No último ano, 27,4% das mulheres no Brasil sofreram algum tipo de violência ou agressão. Dessas, 23,8% foram agredidas por companheiros, maridos ou namorados, 21,1% por vizinhos, 15,2% por um ex, 7,2% pelos pais e 6,3% por amigos. Das agressões, 42% aconteceram em sua própria casa e 52% das mulheres decidiram não denunciar. Isso equivale a 16 milhões de vítimas por ano. Ou mais de 30 por minuto.

O levantamento, realizado pelo Datafolha, foi encomendado pelo Fórum Brasileiro de Segurança Pública e faz do relatório "Visível e Invisível: a vitimização de mulheres no Brasil", divulgado nesta terça (26).

Em uma sociedade historicamente estruturada em torno da violência de gênero, nossa responsabilidade como homens não é apenas evitar que nós mesmos sejamos vetores do sofrimento simbólico, psicológico ou físico das mulheres cis e trans. Neste caso, não basta cada um fazer sua parte para que o mundo se torne um lugar melhor. Se você fica em silêncio e não age junto aos outros homens diante de situações que fomentam a violência, sinto lhe informar que tem optado pela saída fácil da delinquência social.

Sim, ao ver um colega relinchando aberrações inconcebíveis na mesa do bar e não questioná-lo por isso, dando uma risadinha de conta de boca; ao ouvir aquele tio misógino defender que "mulher que se preze não usa saia curta" e ficar em silêncio; ao assistir àquele "humorista" fazer apologia ao estupro e não mudar de canal ou enviar mensagem protestando às autoridades; ou ao se deparar com um amigo compartilhando histórias de violência sexual e sua única reação foi um beicinho de desaprovação, você – em maior ou menor grau – está sendo cúmplice de tudo isso.

Nós, homens, temos a responsabilidade de educarmos uns aos outros, desconstruindo nossa formação machista, explicando o que está errado, impondo limites ao comportamento dos outros quando esses foram violentos, denunciando se necessário for. Não é censurar a liberdade de outras pessoas, pelo contrário. Esses são atos para ajudar a garantir que as mulheres possam desfrutar da mesmo liberdade que nós temos – liberdade que nossos atos e palavras sistematicamente negam a elas.

Nós, homens, pensaríamos duas vezes antes de fazermos comentários machistas e violentos se tivéssemos medo de sermos criticados, repreendidos e humilhados publicamente por outros homens em um almoço de família, no intervalo das aulas da faculdade, na mesa de bar. E, é claro, também nas conversas, publicações, curtidas e compartilhamentos no Facebook, Twitter e WhatsApp.

Precisamos qualificar o debate público. Não é tornar as conversas do dia a dia chatas, moralistas, hipercodificadas, barrocas ou acadêmicas e sim ajudar o outro a perceber a complexidade do mundo em que vive e a construir um novo sentido para as coisas. Um sentido que não trate mulheres como objetos descartáveis à nossa disposição.
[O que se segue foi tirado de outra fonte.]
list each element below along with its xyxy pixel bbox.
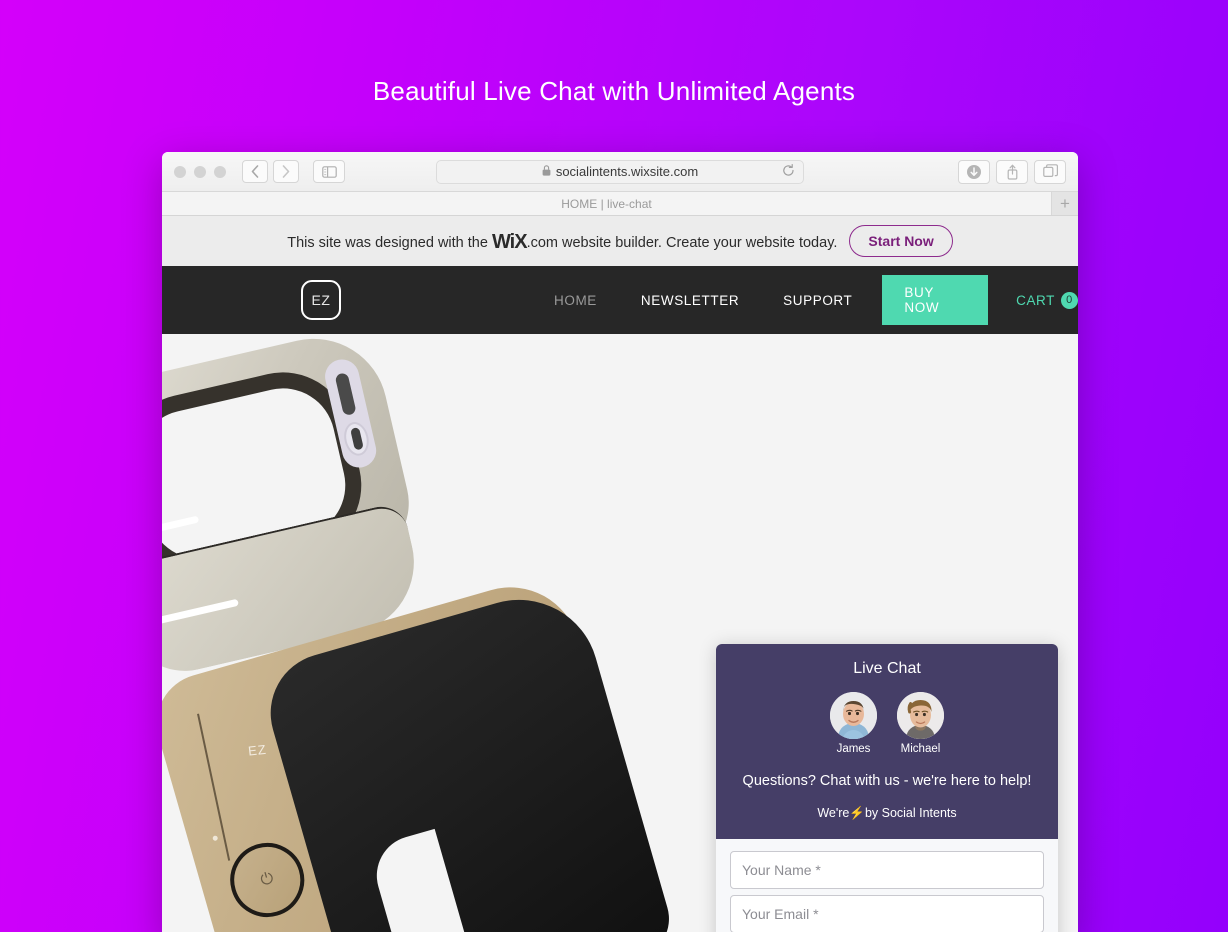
tab-overview-icon bbox=[1042, 164, 1058, 178]
chevron-left-icon bbox=[251, 165, 259, 178]
cart-count-badge: 0 bbox=[1061, 291, 1078, 309]
chat-agents-list: James Michael bbox=[716, 692, 1058, 755]
cart-link[interactable]: CART 0 bbox=[1016, 291, 1078, 309]
browser-window: socialintents.wixsite.com HOME | live-ch… bbox=[162, 152, 1078, 932]
site-navigation-bar: EZ HOME NEWSLETTER SUPPORT BUY NOW CART … bbox=[162, 266, 1078, 334]
wix-banner-text: This site was designed with the WiX.com … bbox=[287, 230, 837, 253]
powered-by-suffix: by Social Intents bbox=[864, 806, 957, 821]
navigation-buttons bbox=[242, 160, 299, 183]
chat-agent: Michael bbox=[897, 692, 944, 755]
lightning-bolt-icon: ⚡ bbox=[849, 806, 865, 821]
nav-item-home[interactable]: HOME bbox=[532, 293, 619, 308]
silver-watch-dial bbox=[340, 419, 372, 459]
chevron-right-icon bbox=[282, 165, 290, 178]
site-page-body: EZ ⏻ Live Chat James Michael Questions? … bbox=[162, 334, 1078, 932]
chat-widget-header: Live Chat James Michael Questions? Chat … bbox=[716, 644, 1058, 840]
agent-avatar-michael bbox=[897, 692, 944, 739]
agent-name-michael: Michael bbox=[900, 743, 941, 755]
powered-by-prefix: We're bbox=[817, 806, 850, 821]
sidebar-icon bbox=[321, 165, 337, 178]
window-traffic-lights bbox=[174, 165, 226, 178]
browser-toolbar: socialintents.wixsite.com bbox=[162, 152, 1078, 192]
sidebar-toggle-button[interactable] bbox=[313, 160, 345, 183]
zoom-window-button[interactable] bbox=[214, 165, 226, 178]
live-chat-widget: Live Chat James Michael Questions? Chat … bbox=[716, 644, 1058, 932]
downloads-button[interactable] bbox=[958, 159, 990, 184]
start-now-button[interactable]: Start Now bbox=[849, 225, 953, 257]
power-icon: ⏻ bbox=[258, 869, 276, 890]
address-bar-url: socialintents.wixsite.com bbox=[555, 164, 699, 179]
tab-overview-button[interactable] bbox=[1034, 159, 1066, 184]
tab-live-chat[interactable]: HOME | live-chat bbox=[162, 192, 1052, 215]
chat-powered-by: We're⚡by Social Intents bbox=[716, 792, 1058, 823]
share-button[interactable] bbox=[996, 159, 1028, 184]
chat-greeting-message: Questions? Chat with us - we're here to … bbox=[742, 773, 1032, 789]
agent-name-james: James bbox=[836, 743, 871, 755]
chat-name-input[interactable] bbox=[730, 851, 1044, 890]
buy-now-button[interactable]: BUY NOW bbox=[882, 275, 989, 325]
product-brand-mark: EZ bbox=[247, 741, 268, 759]
address-bar[interactable]: socialintents.wixsite.com bbox=[436, 159, 804, 184]
chat-prechat-form: Start Chat bbox=[716, 839, 1058, 932]
nav-item-support[interactable]: SUPPORT bbox=[761, 293, 874, 308]
close-window-button[interactable] bbox=[174, 165, 186, 178]
new-tab-button[interactable]: + bbox=[1052, 192, 1078, 215]
toolbar-right-buttons bbox=[958, 159, 1066, 184]
site-nav-links: HOME NEWSLETTER SUPPORT BUY NOW CART 0 bbox=[532, 275, 1078, 325]
chat-widget-title: Live Chat bbox=[853, 660, 921, 677]
cart-label: CART bbox=[1016, 292, 1055, 308]
minimize-window-button[interactable] bbox=[194, 165, 206, 178]
wix-banner-text-before: This site was designed with the bbox=[287, 234, 488, 251]
share-icon bbox=[1007, 164, 1017, 180]
nav-item-newsletter[interactable]: NEWSLETTER bbox=[619, 293, 761, 308]
wix-banner-text-after: .com website builder. Create your websit… bbox=[526, 234, 838, 251]
site-logo[interactable]: EZ bbox=[301, 280, 341, 320]
silver-watch-button bbox=[334, 372, 357, 417]
download-icon bbox=[967, 164, 981, 179]
chat-email-input[interactable] bbox=[730, 895, 1044, 932]
wix-logo: WiX bbox=[491, 230, 528, 253]
back-button[interactable] bbox=[242, 160, 268, 183]
agent-avatar-james bbox=[830, 692, 877, 739]
chat-agent: James bbox=[830, 692, 877, 755]
page-title: Beautiful Live Chat with Unlimited Agent… bbox=[372, 76, 856, 106]
tab-bar: HOME | live-chat + bbox=[162, 192, 1078, 216]
forward-button[interactable] bbox=[273, 160, 299, 183]
reload-button[interactable] bbox=[782, 163, 795, 181]
wix-promo-banner: This site was designed with the WiX.com … bbox=[162, 216, 1078, 266]
lock-icon bbox=[542, 164, 551, 179]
Essa qualificação, é claro, vem de um processo que envolve escolas, famílias, sociedade civil e mídia. Em tese, é um processo lento, porque passa pela formação de visão de mundo. Mas mulheres continuam a ser agredidas, estupradas e mortas simplesmente por serem mulheres na segunda década do século 21. Portanto, não temos o luxo de contar com esse tempo. Temos que promover essa mudança em nosso comportamento imediatamente.

A maioria dos casos de violência são cometidos na própria residência das vítimas. Ou seja, no local que elas consideravam seguro. Ironicamente, parte do foco do debate público sobre violência é centrado na falsa ideia de que o perigo vem apenas daquilo que é desconhecido ou de fora. E que o porto seguro é a família e a religião, enquanto a violência vem da arte, da cultura, da educação.

As estatísticas e grandes casos de comoção nacional mostram o contrário, que também vêm daqueles em quem mais confiamos – líderes espirituais, médicos, padres, pais, tios, avôs, irmãos, primos, amigos. E, por vezes, denúncias são soterradas em montanhas de silêncio para manter as aparências. Isso quando são levadas a sério.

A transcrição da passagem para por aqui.